O PR e as ‘responsabilidades históricas’

Alguém imagina Macron a fazer mea culpa, a esvaziar o Louvre para pagar os saques de Napoleão um pouco por toda a Europa?

Muito se tem falado e escrito sobre as “responsabilidades históricas” que o Senhor Presidente da República entende devam os portugueses assumir. E alguns têm acerbamente atacado o Chega pela sua iniciativa parlamentar visando acusar de possíveis crimes esse mesmo Senhor Presidente da República. Vamos ao essencial.

As nações não têm estados de alma, as nações têm interesses permanentes. E é a prossecução desses interesses permanentes que as mantém à tona da História. As nações que hesitam, naufragam.

É aos Estados que cumpre a prossecução e salvaguarda desses interesses das nações. É, entre nós, ao Presidente da República, como garante da unidade do Estado, que cabe a representação e responsabilidade máxima pela salvaguarda desses interesses permanentes. Marcelo Rebelo de Sousa, como cidadão, pode duvidar do que quiser, alinhar pelo movimento woke e outras bizantinices do pronto-a-vestir intelectual, dizer o que lhe vai na cabeça ou exprimir o que lhe vai na alma. Claro que pode.

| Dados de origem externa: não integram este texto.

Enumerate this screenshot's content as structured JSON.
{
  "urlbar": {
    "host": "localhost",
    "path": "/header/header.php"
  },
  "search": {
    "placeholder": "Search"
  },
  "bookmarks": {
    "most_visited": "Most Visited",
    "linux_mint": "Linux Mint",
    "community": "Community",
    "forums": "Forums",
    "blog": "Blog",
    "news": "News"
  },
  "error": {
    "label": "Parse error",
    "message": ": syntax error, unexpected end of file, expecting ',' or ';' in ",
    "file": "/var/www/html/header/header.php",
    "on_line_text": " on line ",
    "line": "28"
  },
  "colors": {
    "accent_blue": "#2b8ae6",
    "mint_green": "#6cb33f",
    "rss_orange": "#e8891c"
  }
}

Mas o Presidente da República de Portugal não pode fazer nada disso.

Uma História é uma sucessão de pontos numa linha do tempo. Cada um desses pontos é fruto do seu tempo, dos seus usos e costumes, usos e costumes que se vão alterando. Ler esses momentos à luz dos usos e costumes contemporâneos resulta de supina ignorância ou de óbvia má-fé.

É evidente que o cidadão Marcelo pode, animado por essa ignorância, por aquela má-fé ou por ambas, subverter essa história e querer pagar tudo a todos e na hora. Mas o Presidente da República de Portugal, pense o que pensar, esse tem de assumir toda a nossa História de um milénio e, pese-lhe ela o que pesar, terá de encarná-la e assumi-la como sua. Porque assumir a sua História frente ao mundo inteiro é uma condição sine qua non na defesa dos interesses permanentes de uma nação. Se ele não consegue assumir essa História nem velar pelos nossos interesses, então que se demita. Ora, não se demitindo, chegou a altura de surgir quem claramente lhe diga que tem de o fazer.

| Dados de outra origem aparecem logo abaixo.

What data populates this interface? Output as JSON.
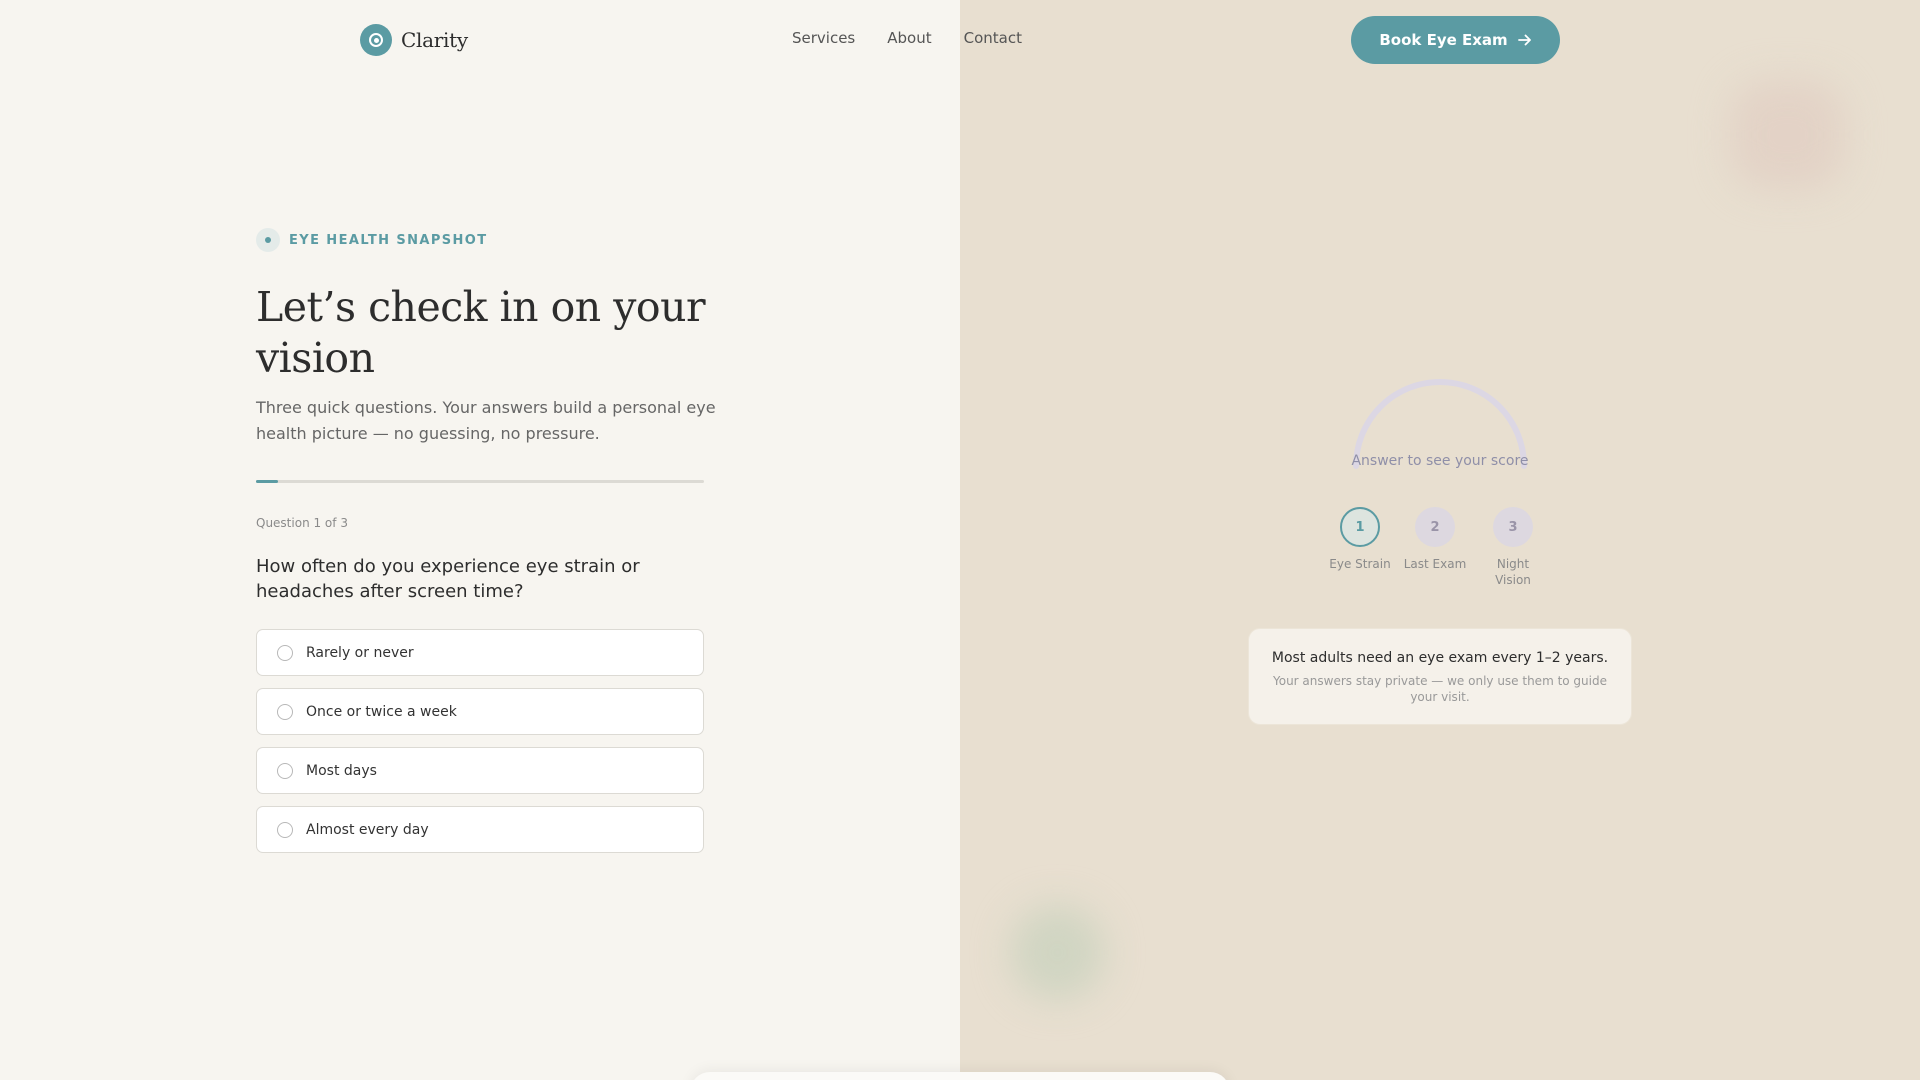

Tenho simpatia pessoal por Marcelo Rebelo de Sousa. Custa-me vê-lo naufragar na solidão que, ao longo dos anos, criou à sua volta e que, por muito que ele creia que não, o fragilizou até ao limite. Custa-me vê-lo, a cada momento e cada vez mais, tropeçar naquele fato demasiado grande para ele que é a Presidência de um país com perto de mil anos. Mas, exatamente por isso, entendo que será humilhá-lo encolher meramente os ombros e repetir, com piedoso sarcasmo, “vamos ajudá-lo a terminar o mandato com dignidade”.

Nada pode ser feito que tenha a mínima hipótese de ter sucesso? É verdade que não. A Constituição portuguesa não prevê o impeachment do Presidente.

Mas um sinal forte tinha de ser dado. Não é admissível que o Presidente de todos os portugueses, aquele que eminentemente é suposto representá-los, seja o primeiro a atirar-nos aos leões do circo woke.

Alguém imagina Macron a fazer mea culpa, a esvaziar o Louvre para pagar os saques de Napoleão um pouco por toda a Europa? Ou Filipe de Espanha a propor-se pagar-nos pela ruína dos anos de chumbo da ocupação filipina? Ou, ainda, Carlos de Inglaterra pelas inúmeras predações das suas esquadras de piratas isabelinos?

Esperemos que a iniciativa do Chega consiga, pelo menos, levar o PR a pensar duas vezes antes de falar de coisas importantes. Se o conseguir, já valeu a pena.